Raven-Symone Says Harriet Tubman Shouldn’t Be on the 20 Dollar Bill
Great news for fans of equal representation! There's a campaign to get an American woman on the face of a paper bill — since women constitute roughly half of this country's population, and many of them have made important contributions to society — and it just reached an important milestone. Are you excited? Well calm down, because the women of The View are here to leach your joy with a pointless debate.
According to the Women on 20s organization's website, "Over a period of 10 weeks, more than 600,000 people cast votes and Harriet Tubman emerged as the winner." Now the group has petitioned President Obama to "instruct Secretary of the Treasury Jacob Lew to use his authority to make this change in time to have a new bill in circulation before the 100th anniversary of women’s suffrage in 2020." Harriet Tubman's actions as an abolitionist have had a hugely positive impact on our social history, so this all makes sense us.
It makes less sense to Raven-Symone. The View guest host voiced her issues with the poll winner on Wednesday (May 13), saying, "No offense to everyone who's going to be mad at me for saying this: I don't like that idea." The That's So Raven alum tried to clarify her remarks with, "I think we need to move a little bit more forward."
Perhaps already sensing she'd come under fire for her hot take, Raven tried to dig herself out: "Let me just preface [by saying], I understand the history. I get it, trust me. I was taught, I'm in that culture. But there's also Wilma Mankiller, there's also Rosa Parks, Eleanor Roosevelt, and Harriet Tubman." The women Raven name-checks were also candidates in the poll.
After saying she would prefer Rosa Parks, or "someone that is closer to the progression that we're doing now," Raven went on a somewhat hard-to-follow tangent on history repeating itself, before closing with the always well-received "no offense!" The women of the roundtable manage to agree that *A* human woman should definitely be on paper currency (in addition to their representation via those unreasonably heavy Sacagawea coins that nobody ever uses).

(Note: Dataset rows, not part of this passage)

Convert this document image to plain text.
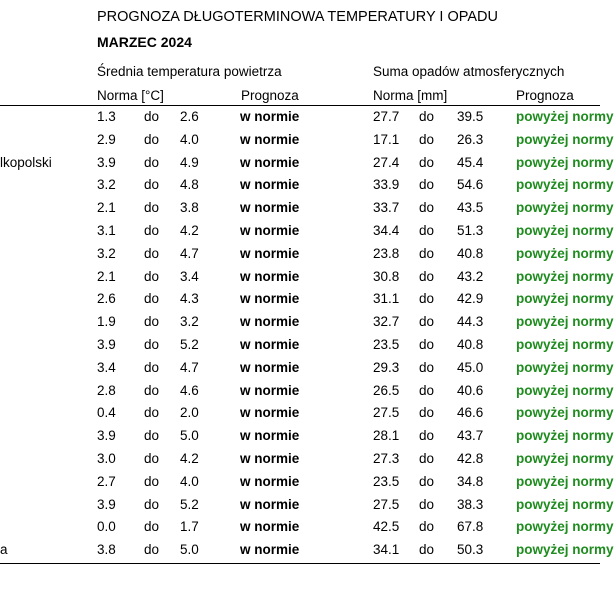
PROGNOZA DŁUGOTERMINOWA TEMPERATURY I OPADU
MARZEC 2024
Średnia temperatura powietrza	Suma opadów atmosferycznych
Norma [°C]	Prognoza	Norma [mm]	Prognoza
1.3 do 2.6	w normie	27.7 do 39.5 powyżej normy
2.9 do 4.0	w normie	17.1 do 26.3 powyżej normy
lkopolski	3.9 do 4.9	w normie	27.4 do 45.4 powyżej normy
3.2 do 4.8	w normie	33.9 do 54.6 powyżej normy
2.1 do 3.8	w normie	33.7 do 43.5 powyżej normy
3.1 do 4.2	w normie	34.4 do 51.3 powyżej normy
3.2 do 4.7	w normie	23.8 do 40.8 powyżej normy
2.1 do 3.4	w normie	30.8 do 43.2 powyżej normy
2.6 do 4.3	w normie	31.1 do 42.9 powyżej normy
1.9 do 3.2	w normie	32.7 do 44.3 powyżej normy
3.9 do 5.2	w normie	23.5 do 40.8 powyżej normy
3.4 do 4.7	w normie	29.3 do 45.0 powyżej normy
2.8 do 4.6	w normie	26.5 do 40.6 powyżej normy
0.4 do 2.0	w normie	27.5 do 46.6 powyżej normy
3.9 do 5.0	w normie	28.1 do 43.7 powyżej normy
3.0 do 4.2	w normie	27.3 do 42.8 powyżej normy
2.7 do 4.0	w normie	23.5 do 34.8 powyżej normy
3.9 do 5.2	w normie	27.5 do 38.3 powyżej normy
0.0 do 1.7	w normie	42.5 do 67.8 powyżej normy
a	3.8 do 5.0	w normie	34.1 do 50.3 powyżej normy
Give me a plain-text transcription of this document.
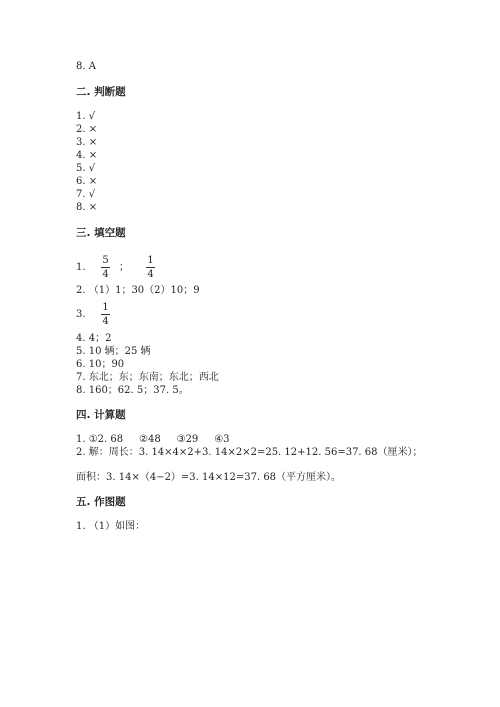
8. A
二. 判断题
1. √
2. ×
3. ×
4. ×
5. √
6. ×
7. √
8. ×
三. 填空题
1.
5
4
；
1
4
2. （1）1；30（2）10；9
3.
1
4
4. 4；2
5. 10 辆；25 辆
6. 10；90
7. 东北；东；东南；东北；西北
8. 160；62. 5；37. 5。
四. 计算题
1. ①2. 68     ②48     ③29     ④3
2. 解：周长：3. 14×4×2+3. 14×2×2=25. 12+12. 56=37. 68（厘米）；
面积：3. 14×（4−2）=3. 14×12=37. 68（平方厘米）。
五. 作图题
1. （1）如图：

Molly Sims seemed to come around to Raven's Rosa Parks argument by the end, and then they lightened the mood with a Whoopi Goldberg-related visual gag. You can watch the entire exchange here.

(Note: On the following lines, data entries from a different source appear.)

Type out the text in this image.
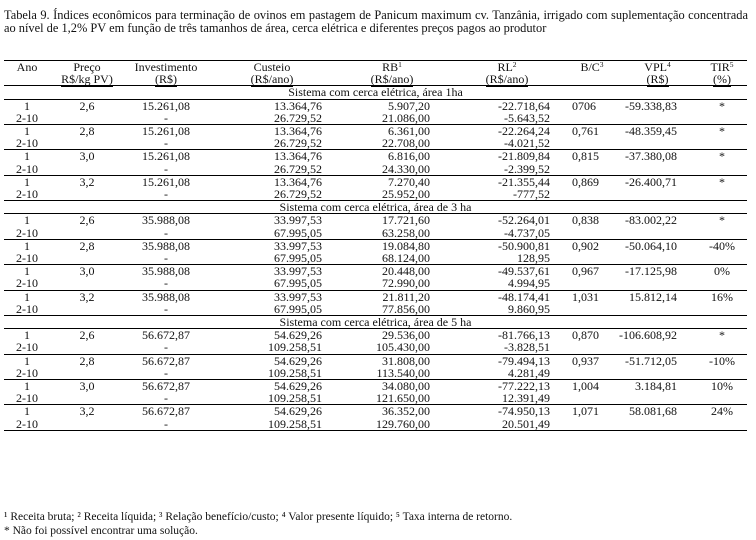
Tabela 9. Índices econômicos para terminação de ovinos em pastagem de Panicum maximum cv. Tanzânia, irrigado com suplementação concentrada ao nível de 1,2% PV em função de três tamanhos de área, cerca elétrica e diferentes preços pagos ao produtor
Ano	Preço	Investimento	Custeio	$RB^1$	$RL^2$	$B/C^3$	VPL$^4$	TIR$^5$
	R$/kg PV)	(R$)	(R$/ano)	(R$/ano)	(R$/ano)		(R$)	(%)
Sistema com cerca elétrica, área 1ha								
1	2,6	15.261,08	13.364,76	5.907,20	-22.718,64	0706	-59.338,83	*
2-10		-	26.729,52	21.086,00	-5.643,52			
1	2,8	15.261,08	13.364,76	6.361,00	-22.264,24	0,761	-48.359,45	*
2-10		-	26.729,52	22.708,00	-4.021,52			
1	3,0	15.261,08	13.364,76	6.816,00	-21.809,84	0,815	-37.380,08	*
2-10		-	26.729,52	24.330,00	-2.399,52			
1	3,2	15.261,08	13.364,76	7.270,40	-21.355,44	0,869	-26.400,71	*
2-10		-	26.729,52	25.952,00	-777,52			
Sistema com cerca elétrica, área de 3 ha								
1	2,6	35.988,08	33.997,53	17.721,60	-52.264,01	0,838	-83.002,22	*
2-10		-	67.995,05	63.258,00	-4.737,05			
1	2,8	35.988,08	33.997,53	19.084,80	-50.900,81	0,902	-50.064,10	-40%
2-10		-	67.995,05	68.124,00	128,95			
1	3,0	35.988,08	33.997,53	20.448,00	-49.537,61	0,967	-17.125,98	0%
2-10		-	67.995,05	72.990,00	4.994,95			
1	3,2	35.988,08	33.997,53	21.811,20	-48.174,41	1,031	15.812,14	16%
2-10		-	67.995,05	77.856,00	9.860,95			
Sistema com cerca elétrica, área de 5 ha								
1	2,6	56.672,87	54.629,26	29.536,00	-81.766,13	0,870	-106.608,92	*
2-10		-	109.258,51	105.430,00	-3.828,51			
1	2,8	56.672,87	54.629,26	31.808,00	-79.494,13	0,937	-51.712,05	-10%
2-10		-	109.258,51	113.540,00	4.281,49			
1	3,0	56.672,87	54.629,26	34.080,00	-77.222,13	1,004	3.184,81	10%
2-10		-	109.258,51	121.650,00	12.391,49			
1	3,2	56.672,87	54.629,26	36.352,00	-74.950,13	1,071	58.081,68	24%
2-10		-	109.258,51	129.760,00	20.501,49			
¹ Receita bruta; ² Receita líquida; ³ Relação benefício/custo; ⁴ Valor presente líquido; ⁵ Taxa interna de retorno.
* Não foi possível encontrar uma solução.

Here's the thing: Sidestepping the extremely thorny issues regarding which history-making African-American woman is more deserving (they all are deserving), it's kind of a bummer that in 2015 there's still this persistent there-can-be-only-one mentality when it comes to female recognition in America. As misguided as Raven's stand may have been, the debate points to two larger questions: Why don't we have a woman on the $20 already, and will we ever run out of weirdly degrading ways to compare incredible women to each other?